While it doesn’t feel like an NA per se (there’s a more ‘sensitive,’ quieter feel to it, despite cruising the same areas of violence and sexuality), it’s very obviously the work of someone to whom those novels where a formative influence, with nods like the cameo of a white-suited Seventh Doctor in a dream, and a mention of Shango, a Yoruban lightning god mentioned in (most likely) one of Ben Aaronovitch’s novels. Also, most specifically, there’s the moment where the Doctor crosses his own timeline to steal the cat which is horribly killed by vivisectionists in, I think, Warlock. However, none of these references are heavy-handed, and to someone who loves the former series so much, they form a gratifying link between the often very separate Virgin and BBC series. (These references are also specifically cheering as they relate to Orman, Cartmel and Aaronovitch, my favourite Doctor Who prose writers.)
There’s also an appropriately Orman-like approach to gleeful Doctor-punishment: he is beaten up and nearly stamped to death by the white-trash Flood (who is subsequently turned to pulp by the naiad elemental trapped into living with him as his wife); manacled and thrown in a swamp to the mercy of unseen ‘boggles’; has his leg shattered; and, most unpleasantly, has occult symbols carved into his chest with a razor.
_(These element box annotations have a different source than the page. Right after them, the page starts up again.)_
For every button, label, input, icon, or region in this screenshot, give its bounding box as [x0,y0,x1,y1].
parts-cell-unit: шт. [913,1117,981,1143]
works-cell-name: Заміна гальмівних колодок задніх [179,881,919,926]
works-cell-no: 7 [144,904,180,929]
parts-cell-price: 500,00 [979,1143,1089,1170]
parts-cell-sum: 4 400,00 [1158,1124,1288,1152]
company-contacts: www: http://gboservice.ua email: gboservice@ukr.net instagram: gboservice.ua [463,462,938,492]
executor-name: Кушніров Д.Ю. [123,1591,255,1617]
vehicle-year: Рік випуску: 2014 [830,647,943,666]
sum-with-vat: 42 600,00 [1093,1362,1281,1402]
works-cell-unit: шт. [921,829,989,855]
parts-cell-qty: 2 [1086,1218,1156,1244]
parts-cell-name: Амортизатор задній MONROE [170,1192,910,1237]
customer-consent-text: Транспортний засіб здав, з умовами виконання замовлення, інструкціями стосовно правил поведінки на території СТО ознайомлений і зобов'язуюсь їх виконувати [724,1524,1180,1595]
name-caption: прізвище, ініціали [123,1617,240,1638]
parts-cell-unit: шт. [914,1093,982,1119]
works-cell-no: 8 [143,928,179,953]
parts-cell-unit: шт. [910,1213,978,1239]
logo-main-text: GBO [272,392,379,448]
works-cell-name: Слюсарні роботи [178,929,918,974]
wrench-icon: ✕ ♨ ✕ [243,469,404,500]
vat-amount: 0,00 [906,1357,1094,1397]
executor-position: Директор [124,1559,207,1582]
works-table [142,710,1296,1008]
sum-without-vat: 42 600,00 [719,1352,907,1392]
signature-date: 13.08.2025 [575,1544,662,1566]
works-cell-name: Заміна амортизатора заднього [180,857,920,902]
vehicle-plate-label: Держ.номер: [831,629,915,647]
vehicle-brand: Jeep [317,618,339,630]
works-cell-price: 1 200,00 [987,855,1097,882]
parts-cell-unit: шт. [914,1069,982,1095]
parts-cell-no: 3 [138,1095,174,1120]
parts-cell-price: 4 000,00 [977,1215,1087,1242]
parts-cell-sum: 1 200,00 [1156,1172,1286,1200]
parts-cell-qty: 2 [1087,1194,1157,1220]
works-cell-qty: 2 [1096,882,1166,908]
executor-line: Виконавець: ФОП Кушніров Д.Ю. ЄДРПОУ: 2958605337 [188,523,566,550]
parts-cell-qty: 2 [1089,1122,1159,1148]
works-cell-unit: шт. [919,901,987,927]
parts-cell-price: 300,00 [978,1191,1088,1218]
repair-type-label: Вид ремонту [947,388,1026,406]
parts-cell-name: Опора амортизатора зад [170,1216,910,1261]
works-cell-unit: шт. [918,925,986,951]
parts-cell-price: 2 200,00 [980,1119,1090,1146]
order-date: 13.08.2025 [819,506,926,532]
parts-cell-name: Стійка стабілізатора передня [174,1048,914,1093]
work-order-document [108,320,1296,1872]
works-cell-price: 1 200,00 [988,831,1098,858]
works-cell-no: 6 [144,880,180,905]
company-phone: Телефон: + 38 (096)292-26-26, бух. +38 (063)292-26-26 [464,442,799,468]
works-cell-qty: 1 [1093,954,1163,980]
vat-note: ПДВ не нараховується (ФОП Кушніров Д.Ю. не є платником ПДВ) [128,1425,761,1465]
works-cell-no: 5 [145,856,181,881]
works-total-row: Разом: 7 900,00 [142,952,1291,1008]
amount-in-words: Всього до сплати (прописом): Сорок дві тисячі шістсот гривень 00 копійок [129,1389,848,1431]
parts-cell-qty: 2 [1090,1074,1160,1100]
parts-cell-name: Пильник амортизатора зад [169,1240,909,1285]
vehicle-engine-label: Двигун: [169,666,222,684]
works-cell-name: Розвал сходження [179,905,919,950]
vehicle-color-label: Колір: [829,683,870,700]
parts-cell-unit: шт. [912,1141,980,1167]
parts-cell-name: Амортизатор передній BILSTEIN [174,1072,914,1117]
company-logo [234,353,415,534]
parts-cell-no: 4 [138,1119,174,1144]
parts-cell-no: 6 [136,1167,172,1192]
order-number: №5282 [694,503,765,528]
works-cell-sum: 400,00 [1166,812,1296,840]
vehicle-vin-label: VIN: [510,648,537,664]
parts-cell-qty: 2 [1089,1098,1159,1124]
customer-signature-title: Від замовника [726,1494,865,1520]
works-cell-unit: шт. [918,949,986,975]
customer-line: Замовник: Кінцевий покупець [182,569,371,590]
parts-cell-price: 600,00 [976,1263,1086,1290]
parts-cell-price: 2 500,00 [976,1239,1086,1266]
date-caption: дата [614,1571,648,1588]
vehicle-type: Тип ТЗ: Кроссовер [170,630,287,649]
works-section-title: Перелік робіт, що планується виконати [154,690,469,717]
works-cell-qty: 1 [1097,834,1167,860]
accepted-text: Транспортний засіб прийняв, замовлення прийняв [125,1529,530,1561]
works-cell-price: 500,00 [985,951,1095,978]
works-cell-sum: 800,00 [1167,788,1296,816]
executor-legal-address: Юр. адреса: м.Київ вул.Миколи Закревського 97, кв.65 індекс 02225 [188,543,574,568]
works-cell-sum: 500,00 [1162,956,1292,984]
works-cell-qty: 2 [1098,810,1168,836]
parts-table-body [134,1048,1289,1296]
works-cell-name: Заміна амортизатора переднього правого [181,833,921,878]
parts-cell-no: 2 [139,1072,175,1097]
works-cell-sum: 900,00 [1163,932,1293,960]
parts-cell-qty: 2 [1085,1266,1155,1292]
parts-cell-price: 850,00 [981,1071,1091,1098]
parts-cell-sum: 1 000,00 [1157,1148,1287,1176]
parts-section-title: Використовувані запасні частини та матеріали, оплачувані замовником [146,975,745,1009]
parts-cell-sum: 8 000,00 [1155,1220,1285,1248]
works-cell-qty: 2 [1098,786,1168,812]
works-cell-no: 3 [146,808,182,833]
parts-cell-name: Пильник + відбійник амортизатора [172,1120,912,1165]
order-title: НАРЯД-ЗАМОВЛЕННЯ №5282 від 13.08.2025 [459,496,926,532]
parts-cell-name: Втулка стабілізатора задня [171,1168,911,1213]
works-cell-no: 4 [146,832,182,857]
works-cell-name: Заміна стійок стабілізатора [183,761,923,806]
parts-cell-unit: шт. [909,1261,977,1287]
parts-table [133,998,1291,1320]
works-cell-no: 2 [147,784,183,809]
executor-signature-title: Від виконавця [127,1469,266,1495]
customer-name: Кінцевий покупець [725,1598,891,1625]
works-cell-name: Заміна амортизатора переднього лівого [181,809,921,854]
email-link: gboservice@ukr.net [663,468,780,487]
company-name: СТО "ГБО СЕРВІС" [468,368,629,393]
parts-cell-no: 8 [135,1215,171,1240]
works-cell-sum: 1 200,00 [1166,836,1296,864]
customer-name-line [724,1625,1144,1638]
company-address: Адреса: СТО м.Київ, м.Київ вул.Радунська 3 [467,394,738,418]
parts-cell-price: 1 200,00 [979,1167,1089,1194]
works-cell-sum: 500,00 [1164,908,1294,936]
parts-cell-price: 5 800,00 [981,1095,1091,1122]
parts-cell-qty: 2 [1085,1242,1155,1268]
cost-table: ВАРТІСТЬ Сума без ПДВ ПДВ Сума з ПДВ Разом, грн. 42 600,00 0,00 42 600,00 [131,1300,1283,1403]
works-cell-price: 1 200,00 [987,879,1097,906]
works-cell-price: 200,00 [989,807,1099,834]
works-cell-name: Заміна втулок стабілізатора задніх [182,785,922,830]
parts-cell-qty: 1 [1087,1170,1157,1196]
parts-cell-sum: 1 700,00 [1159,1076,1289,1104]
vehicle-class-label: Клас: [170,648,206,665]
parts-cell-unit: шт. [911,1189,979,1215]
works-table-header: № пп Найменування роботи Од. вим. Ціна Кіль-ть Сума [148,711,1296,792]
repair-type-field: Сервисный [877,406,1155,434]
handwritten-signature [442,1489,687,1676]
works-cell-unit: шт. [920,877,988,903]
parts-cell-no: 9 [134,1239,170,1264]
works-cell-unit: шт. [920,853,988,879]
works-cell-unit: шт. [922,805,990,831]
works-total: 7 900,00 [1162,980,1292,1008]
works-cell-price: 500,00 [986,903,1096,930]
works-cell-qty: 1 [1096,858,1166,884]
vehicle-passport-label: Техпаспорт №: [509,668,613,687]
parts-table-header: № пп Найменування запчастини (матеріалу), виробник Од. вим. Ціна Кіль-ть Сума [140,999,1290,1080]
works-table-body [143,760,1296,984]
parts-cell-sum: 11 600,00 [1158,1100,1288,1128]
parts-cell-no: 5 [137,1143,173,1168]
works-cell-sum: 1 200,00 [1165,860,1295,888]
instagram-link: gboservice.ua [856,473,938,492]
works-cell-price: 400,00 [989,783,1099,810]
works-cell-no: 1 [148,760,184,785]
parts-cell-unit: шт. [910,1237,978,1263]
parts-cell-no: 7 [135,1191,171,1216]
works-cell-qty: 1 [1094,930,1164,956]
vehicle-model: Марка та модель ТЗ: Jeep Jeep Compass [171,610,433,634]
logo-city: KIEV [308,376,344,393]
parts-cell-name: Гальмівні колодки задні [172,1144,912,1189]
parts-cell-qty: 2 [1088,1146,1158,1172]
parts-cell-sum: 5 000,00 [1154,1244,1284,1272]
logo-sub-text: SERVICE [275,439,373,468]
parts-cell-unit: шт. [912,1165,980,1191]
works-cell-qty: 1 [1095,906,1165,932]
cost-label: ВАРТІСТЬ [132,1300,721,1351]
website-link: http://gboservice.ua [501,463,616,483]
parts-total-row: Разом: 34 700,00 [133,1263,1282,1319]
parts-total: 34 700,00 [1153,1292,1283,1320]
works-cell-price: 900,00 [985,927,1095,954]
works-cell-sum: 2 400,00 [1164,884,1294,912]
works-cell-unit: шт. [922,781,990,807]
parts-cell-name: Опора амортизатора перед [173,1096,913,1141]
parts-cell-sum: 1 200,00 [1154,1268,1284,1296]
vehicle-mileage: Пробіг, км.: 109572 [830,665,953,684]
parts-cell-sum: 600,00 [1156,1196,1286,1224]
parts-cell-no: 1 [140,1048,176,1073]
Also particularly unpleasant is the character fostered by a family who take him in only for the state support fee, whose own children are said to be rapists and to have set fire to a horse (it’s okay though; he smears then all over the inside of their house).
A major element of what I find so fascinating about Doctor Who – besides its general, inherent eccentricity - is locating such a vast range of varied approaches within one ‘canon’ (for wont of a better word), from the sixties, to the comics, the New Adventures, to the new series. Therefore, this kind of violence is a pleasing reminder that – much as I enjoyed the most recent season – Doctor Who is capable of a less tame tone than the prevailing jokiness of its most recent televisual iterations. After six years of family-friendly Doctor Who, the novels are a nice counterpoint to dip back into.
This book brings home how much the novels lend themselves to a richer textural palette, with more detail and depth than TV is capable of, and is overall a sensitive, intelligent, and compelling reminder of what the novels are capable of – as well as a validation of their continued relevance, in light of their very different approaches in contrast to the series itself.
This book is quite phenomenal, actually; the ending is muddled, but given what comes before, it hardly seems to matter. There are relatively few Doctor Who authors that really excite me, but with this book, Lloyd Rose has become one of them. Maybe it’s time to check out Camera Obscura again.